The AGRFU may have been the governing body of rugby in the region for decades and celebrated the 40th anniversary of the Dubai Sevens last year after playing host to the Dubai World Cup Sevens, but questions linger about the legacy they leave behind as they hand over the baton to national bodies.
In the second part of an exclusive interview with Emirates 24|7, Arabian Gulf Rugby Football Union (AGRFU) Chairman Andy Cole examines the pitfalls that await the emerging nations and how they shape the future of the sport in this region, among other issues.
Cole’s original task was to look after the international section of the AGRFU. “The reason why the teams have been able to compete at such high levels is due to the funds,” he said.
Their biggest source of funding was the annual Dubai Sevens. “Because of that we’ve been able to put it back into rugby. We’ve been able to see academies of under 16 and 18 touring Singapore and accommodate teams coming into the area as well,” he said revealing that IRB (International Rugby Board) doled out £5,000 (Dh28,775) this year.
It also helped the AGRFU invest in coaches. “For the international teams we have been able to pay for a full-time or part-time coach. We’ve been able to send them [Arabian Gulf] to Stellenbosch in South Africa for training and to New Zealand for the Maori Sevens,” he added.

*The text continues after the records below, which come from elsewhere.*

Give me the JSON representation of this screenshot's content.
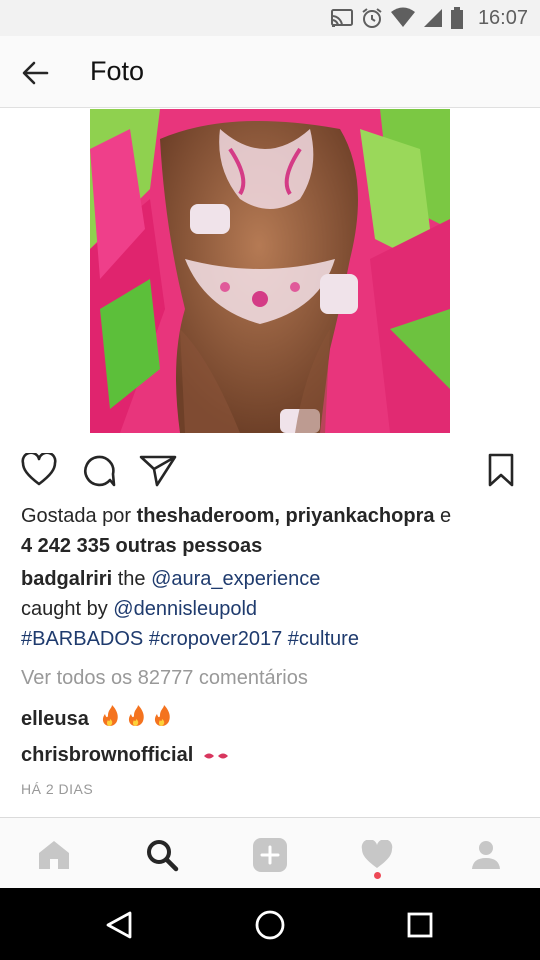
{
  "status_bar": {
    "time": "16:07",
    "icons": [
      "cast-icon",
      "alarm-icon",
      "wifi-icon",
      "signal-icon",
      "battery-icon"
    ]
  },
  "header": {
    "title": "Foto",
    "back_icon": "arrow-left-icon"
  },
  "post": {
    "image_description_icon": "photo",
    "actions": [
      "heart-icon",
      "comment-icon",
      "share-icon",
      "bookmark-icon"
    ],
    "likes": {
      "prefix": "Gostada por ",
      "users": "theshaderoom, priyankachopra",
      "joiner": " e",
      "count_text": "4 242 335 outras pessoas"
    },
    "caption": {
      "username": "badgalriri",
      "text1": " the ",
      "mention1": "@aura_experience",
      "line2_text": "caught by ",
      "mention2": "@dennisleupold",
      "hashtags": "#BARBADOS #cropover2017 #culture"
    },
    "view_comments": "Ver todos os 82777 comentários",
    "comments": [
      {
        "username": "elleusa",
        "emoji": "fire-emoji x3"
      },
      {
        "username": "chrisbrownofficial",
        "emoji": "lips-emoji"
      }
    ],
    "timestamp": "HÁ 2 DIAS"
  },
  "bottom_nav": {
    "items": [
      "home-icon",
      "search-icon",
      "add-icon",
      "activity-heart-icon",
      "profile-icon"
    ],
    "active": "search-icon",
    "notification_color": "#ed4956"
  },
  "system_nav": {
    "buttons": [
      "back-triangle-icon",
      "home-circle-icon",
      "recents-square-icon"
    ]
  },
  "colors": {
    "link": "#1f3b6e",
    "muted": "#999999",
    "text": "#262626"
  }
}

The AGRFU will be hosting the Dubai Sevens for the last time this season and by losing IRB membership they have no guaranteed source of revenue. “All the money that we get to run competitions is from Dubai Sevens and the problem is we can only be host union for the IRB as members of IRB. That’s our biggest loss financially,” said Cole.
Apart from losing their IRB membership, the AGRFU will also have no recourse to revenue from the Dubai Sevens, which they will be hosting for the last time this season. “All the money that we get to run competitions is from Dubai Sevens and the problem is we can only be host union for the IRB as members of IRB. That’s our biggest loss financially,” said Cole.

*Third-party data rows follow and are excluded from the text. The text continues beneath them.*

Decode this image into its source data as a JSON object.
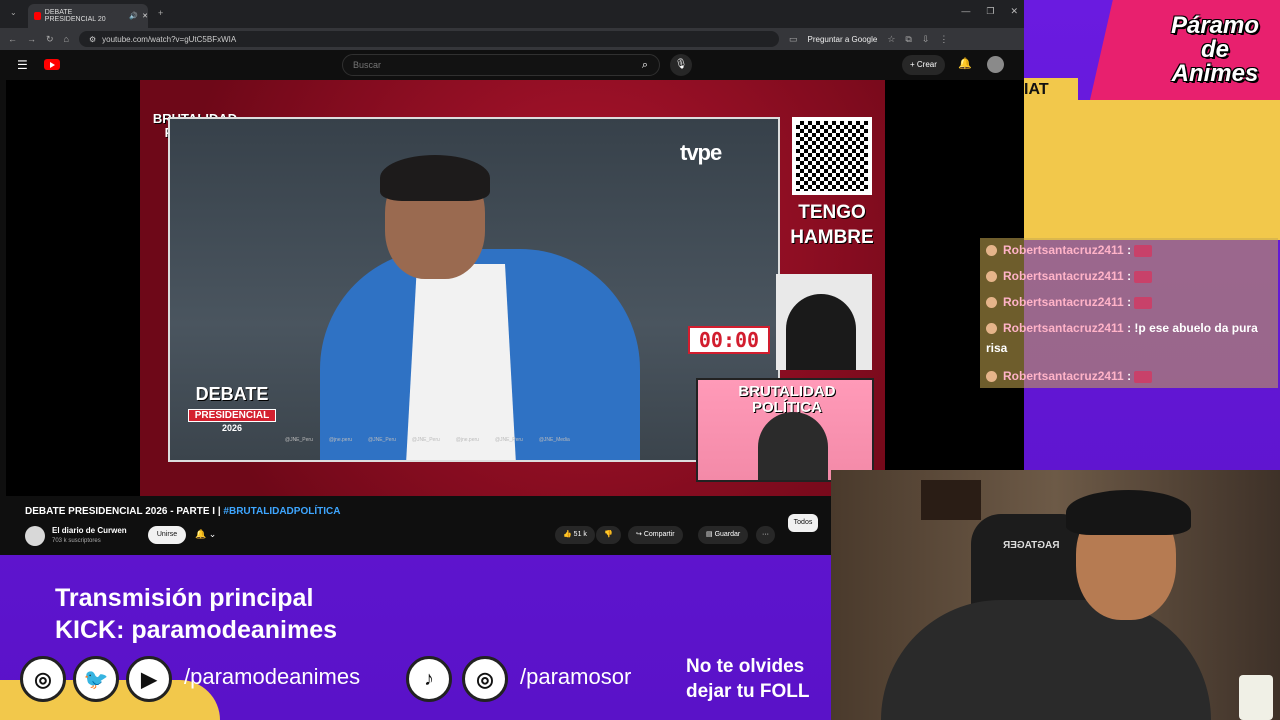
{
  "browser": {
    "tab_title": "DEBATE PRESIDENCIAL 20",
    "url": "youtube.com/watch?v=gUtC5BFxWIA",
    "ask_google": "Preguntar a Google"
  },
  "youtube": {
    "search_placeholder": "Buscar",
    "create_label": "Crear",
    "video_title": "DEBATE PRESIDENCIAL 2026 - PARTE I | ",
    "video_hashtag": "#BRUTALIDADPOLÍTICA",
    "channel_name": "El diario de Curwen",
    "channel_subs": "703 k suscriptores",
    "join_label": "Unirse",
    "likes": "51 k",
    "share_label": "Compartir",
    "save_label": "Guardar",
    "more_label": "···",
    "filter_all": "Todos"
  },
  "stream_video": {
    "brand_logo": "BRUTALIDAD POLÍTICA",
    "tv_logo": "tvpe",
    "debate_line1": "DEBATE",
    "debate_line2": "PRESIDENCIAL",
    "debate_line3": "2026",
    "qr_caption": "TENGO HAMBRE",
    "timer": "00:00",
    "mini_cam_text": "BRUTALIDAD POLÍTICA",
    "footer_handles": [
      "@JNE_Peru",
      "@jne.peru",
      "@JNE_Peru",
      "@JNE_Peru",
      "@jne.peru",
      "@JNE_Peru",
      "@JNE_Media"
    ]
  },
  "overlay": {
    "logo_line1": "Páramo",
    "logo_line2": "de",
    "logo_line3": "Animes",
    "chat_tab": "IAT",
    "main_stream_line1": "Transmisión principal",
    "main_stream_line2": "KICK: paramodeanimes",
    "handle_1": "/paramodeanimes",
    "handle_2": "/paramosor",
    "follow_line1": "No te olvides",
    "follow_line2": "dejar tu FOLL",
    "chair_brand": "RAGTAGER"
  },
  "chat": {
    "messages": [
      {
        "user": "Robertsantacruz2411",
        "sep": " : ",
        "text": ""
      },
      {
        "user": "Robertsantacruz2411",
        "sep": " : ",
        "text": ""
      },
      {
        "user": "Robertsantacruz2411",
        "sep": " : ",
        "text": ""
      },
      {
        "user": "Robertsantacruz2411",
        "sep": " : ",
        "text": "!p ese abuelo da pura risa"
      },
      {
        "user": "Robertsantacruz2411",
        "sep": " : ",
        "text": ""
      }
    ]
  },
  "colors": {
    "overlay_purple": "#6a1be0",
    "accent_pink": "#e8206e",
    "accent_yellow": "#f2c84b",
    "youtube_red": "#ff0000",
    "link_blue": "#3ea6ff"
  }
}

However, the Dubai Sevens will continue and they have got assurances that IRB will continue to invest in the region. “It [Dubai Sevens] will continue and we’ve had reassurances from the IRB the money will come back into West Asia to benefit the clubs,” he said.
Cole shrugged off criticism they had done little to promote the game among locals. “It took three years for the first Arabic Schools Tag rugby tournament and [now] there are eight schools competing. That’s the first time it happened as far as we are aware in the Middle East. With Princess Haya bint Al Hussein, wife of His Higness Sheikh Mohammed bin Rashid Al Maktoum, Vice-President and Prime Minister of the UAE and Ruler of Dubai pushing for more sports in schools, we’ve been assured by the local government that rugby will be introduced in Arabic schools next year," he said.
The AGRFU is willing to extend their support to the UAE Rugby Association to complete their unfinished business having signed a memorandum of understanding. “I’m quite happy to continue working with the UAE guys,” he said
A former Arabian Gulf representative, Cole admits there is hardly any Emirati who could walk into the national team. “Realistically there aren’t any. Obviously rugby has got to be played at a young age, to understand sport and get to that level. Our concern was player safety because if you put a player in that position not only would he be not up to the standard but there are also chances of injury. The negative impact of having a serious injury for a UAE player would not be good for the sport,” he said.
“They (UAERA) are realistic about their goals for the future. They realise it’s a 10- to 20-year plan to get Emirati players up to that level. We are going to push Emirati teams for the Olympics. We will try very hard to see if we can get an Emirati Sevens team, perhaps, for next season to compete at lower levels in Asian Rugby Football Union,” said Cole.